Despite his protean talent, Palermo, like many of his generation, sought to make paintings without paint. Blue Disc and Staff (1968) consists of two wood shapes wrapped in bright blue fabric tape and leaned against the wall. That year, he began stretching colored fabrics in rectangles that are evocative of Mark Rothko’s abstractions in the close relations of their subdued earthy tones. The show is not installed chronologically, so the fabric pieces hang together in a large gallery.
Another gallery features documentation of his many site-specific paintings, done on walls and addressing the nature and function of the surrounding architecture. In Europe, Palermo’s work was widely exhibited and collected, but he decided to move to New York City in 1973. The choice of his snazzy pseudonym was just one aspect of his fascination with American culture. Perhaps he hoped to become part of New York painting circles, but in any case his visit was unproductive at first: For two years, he destroyed everything that he produced.
When he snapped out of it, he painted Times of the Day I (1974-75), four modestly scaled panels of aluminum painted in acrylic that are absolutely radiant. The slim strips of aqua at the top and bottom of the mandarin red of the first panel smacks of the sun rising over a tropical sea.

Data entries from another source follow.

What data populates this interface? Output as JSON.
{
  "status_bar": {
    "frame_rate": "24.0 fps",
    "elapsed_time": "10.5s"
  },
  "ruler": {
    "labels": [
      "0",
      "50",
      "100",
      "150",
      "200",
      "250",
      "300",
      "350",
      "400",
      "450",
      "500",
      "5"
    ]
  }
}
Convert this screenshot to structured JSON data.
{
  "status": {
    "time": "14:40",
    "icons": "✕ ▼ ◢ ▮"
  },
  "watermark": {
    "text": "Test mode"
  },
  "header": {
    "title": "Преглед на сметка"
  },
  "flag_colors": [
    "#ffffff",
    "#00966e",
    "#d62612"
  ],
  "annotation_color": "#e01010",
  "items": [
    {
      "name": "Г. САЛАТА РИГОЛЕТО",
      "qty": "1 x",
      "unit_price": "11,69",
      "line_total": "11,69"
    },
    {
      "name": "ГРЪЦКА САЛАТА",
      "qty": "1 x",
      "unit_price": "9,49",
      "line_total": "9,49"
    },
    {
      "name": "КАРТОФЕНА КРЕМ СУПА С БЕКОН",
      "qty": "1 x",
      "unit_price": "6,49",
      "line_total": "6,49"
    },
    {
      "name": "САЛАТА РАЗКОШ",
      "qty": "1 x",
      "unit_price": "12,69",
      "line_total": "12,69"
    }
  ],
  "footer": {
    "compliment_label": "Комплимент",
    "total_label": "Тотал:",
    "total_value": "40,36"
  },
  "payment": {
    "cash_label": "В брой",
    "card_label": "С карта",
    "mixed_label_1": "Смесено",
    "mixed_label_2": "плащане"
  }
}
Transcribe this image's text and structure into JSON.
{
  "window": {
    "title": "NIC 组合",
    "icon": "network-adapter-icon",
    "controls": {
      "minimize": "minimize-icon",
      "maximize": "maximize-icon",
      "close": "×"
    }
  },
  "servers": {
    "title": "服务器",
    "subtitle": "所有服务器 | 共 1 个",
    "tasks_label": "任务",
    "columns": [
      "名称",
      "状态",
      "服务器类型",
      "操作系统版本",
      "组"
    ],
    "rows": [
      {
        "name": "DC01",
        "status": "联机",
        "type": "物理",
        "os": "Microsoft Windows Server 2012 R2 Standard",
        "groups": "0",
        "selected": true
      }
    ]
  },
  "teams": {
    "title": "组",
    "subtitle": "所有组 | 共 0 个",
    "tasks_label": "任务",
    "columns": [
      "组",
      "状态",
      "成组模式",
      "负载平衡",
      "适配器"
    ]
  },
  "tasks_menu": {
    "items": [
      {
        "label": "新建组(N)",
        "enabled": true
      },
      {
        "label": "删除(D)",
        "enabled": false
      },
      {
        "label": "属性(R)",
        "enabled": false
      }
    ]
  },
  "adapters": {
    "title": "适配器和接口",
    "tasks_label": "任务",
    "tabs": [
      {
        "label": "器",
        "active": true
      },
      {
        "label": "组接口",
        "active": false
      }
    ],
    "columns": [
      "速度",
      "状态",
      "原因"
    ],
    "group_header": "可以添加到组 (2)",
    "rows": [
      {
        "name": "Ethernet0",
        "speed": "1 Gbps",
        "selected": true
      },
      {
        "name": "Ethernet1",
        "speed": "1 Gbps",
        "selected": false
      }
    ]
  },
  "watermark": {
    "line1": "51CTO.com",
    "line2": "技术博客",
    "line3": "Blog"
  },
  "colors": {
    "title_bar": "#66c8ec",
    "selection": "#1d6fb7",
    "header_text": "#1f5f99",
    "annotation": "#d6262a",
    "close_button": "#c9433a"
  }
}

These are the sorts of paintings for which Palermo is best known in the United States. Similar compositions comprise his huge series To the People of New York City (1976). Much of the earlier work remains in European collections and it is a revelation to see these semaphores in context. By the mid-1970s, Palermo had traveled across the United States, visited the Rothko Chapel in Houston, and apparently was deeply affected. His subsequent paintings are possessed of a joyful gravitas.
The mystery of what his future might have been remains unsolved but the gorgeous work in this selective presentation goes a long way toward resolving doubts, if there were any doubts, about his stature.
A glimpse of his legacy can be seen in a complementary exhibition on the top floor of the Broad galleries. Organized by Sirmans, it includes a great number of paintings by Palermo’s friend Imi Knoebel and a number of others selected from the Eli Broad collection that fit into the category of the show’s title: "Color and Form."
HUNTER DROHOJOWSKA-PHILP writes about contemporary art in Los Angeles.